Nanolaminate‐Induced Mechanically and Environmentally Robust Al2O3/TiO2 Thin Film Encapsulation by Low‐Temperature Atomic Layer Deposition: Toward Flexible and Wearable OLEDs

Abstract The growing demand for low‐temperature thin‐film encapsulation (TFE) in advanced flexible and wearable organic light‐emitting diodes (OLEDs) has intensified to mitigate thermal issues, which deteriorate the device performance. Herein, Al 2 O 3 /TiO 2 nanolaminates (A/T NLs)are introduced and fabricated via thermal atomic layer deposition at an exceptionally low temperature of 40 °C, which exhibited enhanced mechanical and environmental robustness. Compared to the single‐layer Al 2 O 3 and TiO 2 thin films (0.06% and 0.31%), the A/T NLs with sublayer thickness under 15 nm exhibit dramatic improvement in elongation (0.46–0.53%), attributed to the effective decoupling of critical defects by the Al 2 O 3 /TiO 2 interfaces. Furthermore, the A/T NLs with 3 nm‐thick‐sublayer demonstrate highly improved water vapor transmission rates of 9.48 × 10 −5 g m −2 day −1 , making them promising candidates for TFE in wearable OLEDs.

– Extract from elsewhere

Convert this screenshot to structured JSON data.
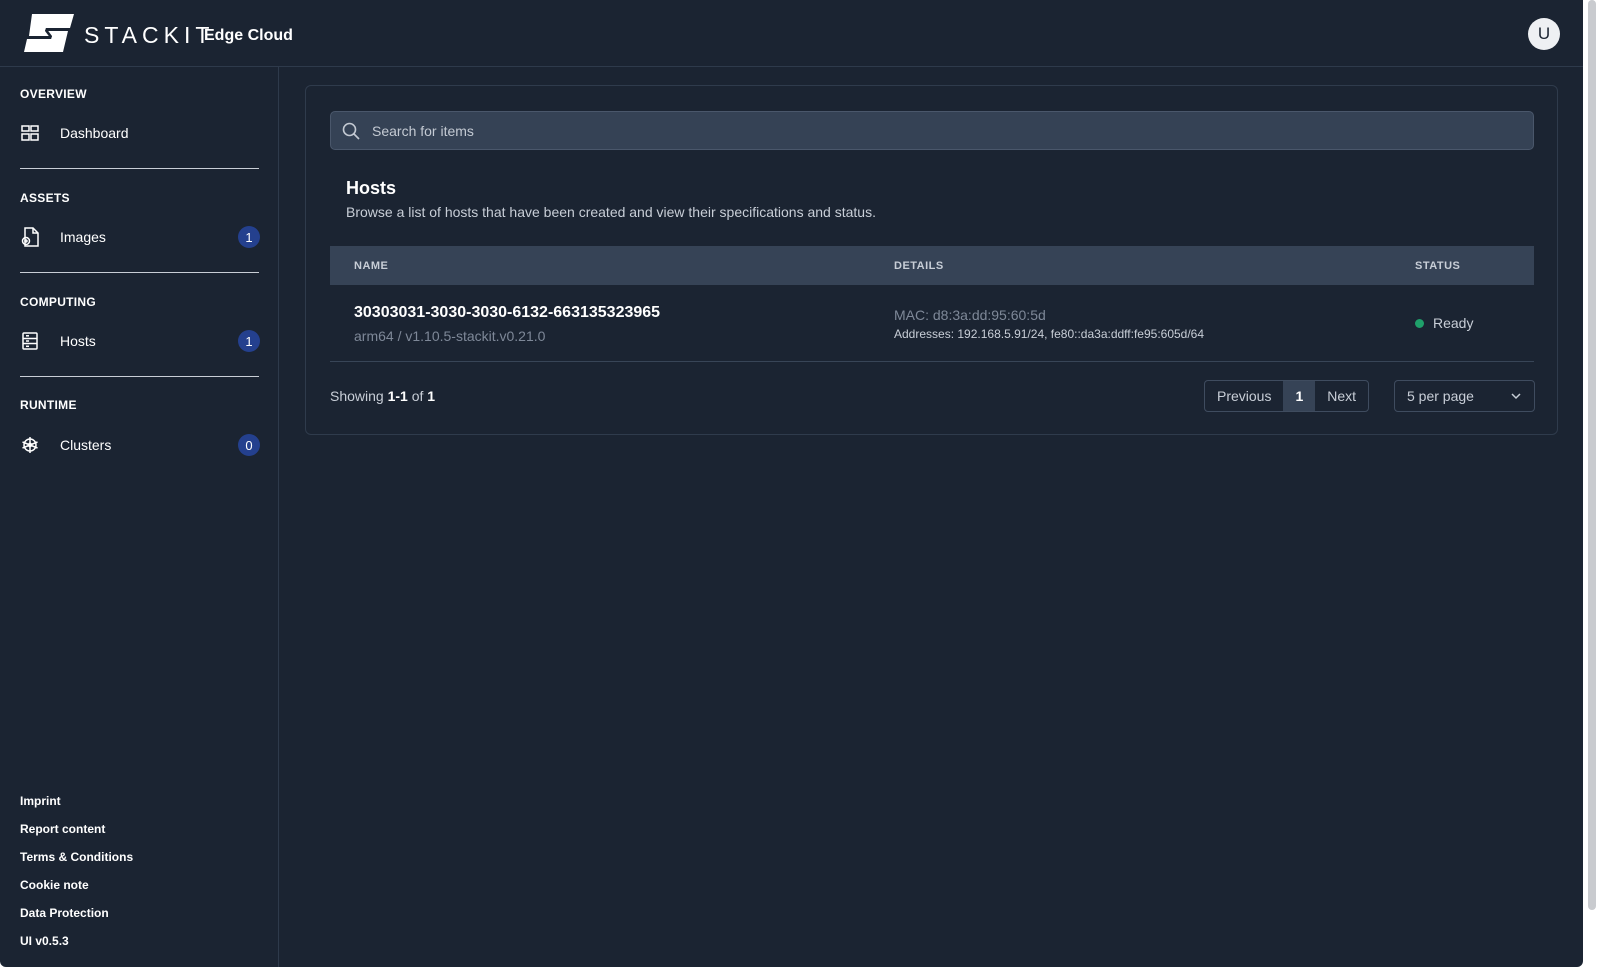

Notably, the optimized A/T NL‐encapsulated wearable phosphorescent OLEDs (phOLEDs) exhibit extended lifetimes (LT70), surpassing 200 h in the accelerated environmental conditions (40 °C/90% RH) which is 40 times longer lifetimes compared to the not encapsulated OLEDs. Additionally, the A/T NL‐encapsulated wearable phOLEDs displayed mechanical endurance, enduring 125 h even under the bending strain of 0.4% compared to the Al 2 O 3 ‐ and TiO 2 ‐encapsulated OLEDs (4 and 18 h).